Un programma ambizioso, davanti a una vicenda che non si sblocca. Nelle scorse settimane era parso che un segnale di cambiamento, dopo una raffica di no su tutta la linea, potesse arrivare da Caltanissetta. La Procura generale, a sorpresa, aveva dato parere favorevole alla revisione del caso e si era spinta a chiedere la scarcerazione del detenuto. Ma la Corte d'appello ha respinto l'istanza, anche se resta problematico capire come si possa eludere la sentenza di Strasburgo che ha di fatto cancellato la condanna contro l'ex 007 Bruno Contrada: il verdetto Contrada e quello Dell'Utri sono gemelli. Stesso reato, stesso periodo sul calendario, prima del fatidico 1994, l'anno in cui il concorso esterno è stato codificato dalla Cassazione a sezioni unite, perdendo quella vaghezza e indeterminatezza che secondo la Corte di Strasburgo lo caratterizzava in precedenza.

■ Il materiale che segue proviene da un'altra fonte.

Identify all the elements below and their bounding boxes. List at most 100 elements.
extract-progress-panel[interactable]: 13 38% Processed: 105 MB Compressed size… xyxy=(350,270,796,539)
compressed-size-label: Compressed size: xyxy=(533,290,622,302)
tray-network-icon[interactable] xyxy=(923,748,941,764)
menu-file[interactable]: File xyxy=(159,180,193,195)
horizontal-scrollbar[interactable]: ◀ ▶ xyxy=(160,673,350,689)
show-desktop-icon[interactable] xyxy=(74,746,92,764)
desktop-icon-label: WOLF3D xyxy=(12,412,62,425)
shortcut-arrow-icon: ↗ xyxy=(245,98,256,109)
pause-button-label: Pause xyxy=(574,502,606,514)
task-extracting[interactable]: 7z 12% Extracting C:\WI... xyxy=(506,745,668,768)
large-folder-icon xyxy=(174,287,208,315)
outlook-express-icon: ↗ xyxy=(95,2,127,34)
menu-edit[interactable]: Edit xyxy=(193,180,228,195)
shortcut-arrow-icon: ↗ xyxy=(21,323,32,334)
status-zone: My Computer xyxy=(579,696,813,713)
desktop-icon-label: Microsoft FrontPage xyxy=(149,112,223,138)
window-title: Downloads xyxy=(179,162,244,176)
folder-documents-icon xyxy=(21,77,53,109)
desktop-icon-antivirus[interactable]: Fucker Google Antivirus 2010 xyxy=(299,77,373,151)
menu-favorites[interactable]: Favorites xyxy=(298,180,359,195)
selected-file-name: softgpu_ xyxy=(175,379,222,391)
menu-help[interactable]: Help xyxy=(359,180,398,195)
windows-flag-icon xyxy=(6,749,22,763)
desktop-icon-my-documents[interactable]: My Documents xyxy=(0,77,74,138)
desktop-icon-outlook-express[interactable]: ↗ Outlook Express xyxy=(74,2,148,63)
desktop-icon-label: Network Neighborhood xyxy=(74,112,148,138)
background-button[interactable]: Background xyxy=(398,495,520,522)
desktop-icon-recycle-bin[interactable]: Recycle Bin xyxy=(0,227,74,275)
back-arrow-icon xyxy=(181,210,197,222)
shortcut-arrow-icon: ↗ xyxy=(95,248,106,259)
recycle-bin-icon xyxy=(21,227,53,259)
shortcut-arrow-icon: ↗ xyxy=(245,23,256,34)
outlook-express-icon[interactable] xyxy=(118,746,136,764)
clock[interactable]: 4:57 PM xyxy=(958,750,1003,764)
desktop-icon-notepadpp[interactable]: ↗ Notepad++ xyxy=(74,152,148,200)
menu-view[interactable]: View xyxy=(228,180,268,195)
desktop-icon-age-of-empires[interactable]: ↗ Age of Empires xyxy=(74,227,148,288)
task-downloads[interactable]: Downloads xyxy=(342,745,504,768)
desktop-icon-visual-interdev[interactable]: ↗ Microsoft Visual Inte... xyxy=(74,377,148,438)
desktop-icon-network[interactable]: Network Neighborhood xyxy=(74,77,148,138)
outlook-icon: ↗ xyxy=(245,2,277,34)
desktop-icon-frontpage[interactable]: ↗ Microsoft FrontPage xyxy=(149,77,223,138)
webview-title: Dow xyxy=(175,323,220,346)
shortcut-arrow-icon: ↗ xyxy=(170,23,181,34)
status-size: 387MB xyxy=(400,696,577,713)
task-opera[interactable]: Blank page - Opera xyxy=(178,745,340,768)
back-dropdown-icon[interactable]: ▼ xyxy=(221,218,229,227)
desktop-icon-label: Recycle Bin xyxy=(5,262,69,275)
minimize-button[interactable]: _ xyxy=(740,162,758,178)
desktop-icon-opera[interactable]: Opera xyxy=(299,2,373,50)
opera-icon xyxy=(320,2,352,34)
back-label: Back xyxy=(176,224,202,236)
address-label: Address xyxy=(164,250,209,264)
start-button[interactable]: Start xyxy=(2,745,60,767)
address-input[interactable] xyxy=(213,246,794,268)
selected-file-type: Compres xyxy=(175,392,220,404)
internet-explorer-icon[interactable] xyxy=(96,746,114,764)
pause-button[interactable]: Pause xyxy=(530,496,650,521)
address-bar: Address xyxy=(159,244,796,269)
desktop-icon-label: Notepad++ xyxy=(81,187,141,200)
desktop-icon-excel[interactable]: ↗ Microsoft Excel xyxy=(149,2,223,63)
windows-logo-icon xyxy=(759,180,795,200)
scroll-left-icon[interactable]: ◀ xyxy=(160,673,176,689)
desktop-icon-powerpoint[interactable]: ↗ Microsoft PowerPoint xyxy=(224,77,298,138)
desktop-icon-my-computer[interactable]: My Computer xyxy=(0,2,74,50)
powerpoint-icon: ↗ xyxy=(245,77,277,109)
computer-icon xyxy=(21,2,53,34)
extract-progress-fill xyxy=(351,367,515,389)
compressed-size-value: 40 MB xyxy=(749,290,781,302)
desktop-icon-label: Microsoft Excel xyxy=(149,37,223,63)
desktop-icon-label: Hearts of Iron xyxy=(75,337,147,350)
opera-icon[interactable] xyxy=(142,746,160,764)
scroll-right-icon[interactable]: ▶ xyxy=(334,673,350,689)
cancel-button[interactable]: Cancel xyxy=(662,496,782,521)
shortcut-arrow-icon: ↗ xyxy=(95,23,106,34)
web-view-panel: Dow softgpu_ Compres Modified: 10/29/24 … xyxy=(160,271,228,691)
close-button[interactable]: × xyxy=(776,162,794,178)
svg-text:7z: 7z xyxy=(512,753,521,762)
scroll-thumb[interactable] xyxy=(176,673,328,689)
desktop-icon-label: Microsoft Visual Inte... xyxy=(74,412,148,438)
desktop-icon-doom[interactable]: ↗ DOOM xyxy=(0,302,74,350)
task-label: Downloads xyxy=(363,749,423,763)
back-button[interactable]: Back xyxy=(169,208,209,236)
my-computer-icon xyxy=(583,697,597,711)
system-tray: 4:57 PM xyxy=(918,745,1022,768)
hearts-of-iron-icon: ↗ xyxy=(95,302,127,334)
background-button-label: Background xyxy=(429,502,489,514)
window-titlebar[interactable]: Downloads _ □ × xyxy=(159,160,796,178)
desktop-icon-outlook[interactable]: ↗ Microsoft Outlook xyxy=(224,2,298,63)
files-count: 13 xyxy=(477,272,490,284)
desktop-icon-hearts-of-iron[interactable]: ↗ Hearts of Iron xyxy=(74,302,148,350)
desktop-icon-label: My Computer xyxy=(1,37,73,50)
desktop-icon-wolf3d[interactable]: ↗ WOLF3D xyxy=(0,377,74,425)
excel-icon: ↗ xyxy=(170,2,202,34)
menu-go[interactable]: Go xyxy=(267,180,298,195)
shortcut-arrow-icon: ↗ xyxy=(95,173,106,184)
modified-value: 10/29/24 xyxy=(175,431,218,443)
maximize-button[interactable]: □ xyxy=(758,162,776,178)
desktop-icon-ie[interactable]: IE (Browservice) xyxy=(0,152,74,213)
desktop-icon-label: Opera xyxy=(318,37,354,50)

Non importa. Dell'Utri resta un carcerato. Ci sono volute infinite dispute, in questo caso davanti al tribunale di sorveglianza ai Roma, per spostarlo da Rebibbia al Campus biomedico. E per iniziare finalmente, il 14 febbraio, la radioterapia necessaria per combattere il tumore maligno alla prostata diagnosticato a luglio dell'anno scorso. «Intanto - spiega preoccupata la signora Miranda Ratti, moglie del fondatore di Publitalia - il tumore non curato è diventato ad alto rischio».
Ora si corre ai ripari.
Ma lo si fa fra apparati di sicurezza francamente incomprensibili e costosissimi per lo Stato. Le sedute quotidiane durano quattro minuti, ma la sorveglianza non si allenta mai. Otto agenti si alternano al capezzale del pericoloso malato 24 ore su 24. Come se Dell'Utri fosse un boss di Cosa nostra.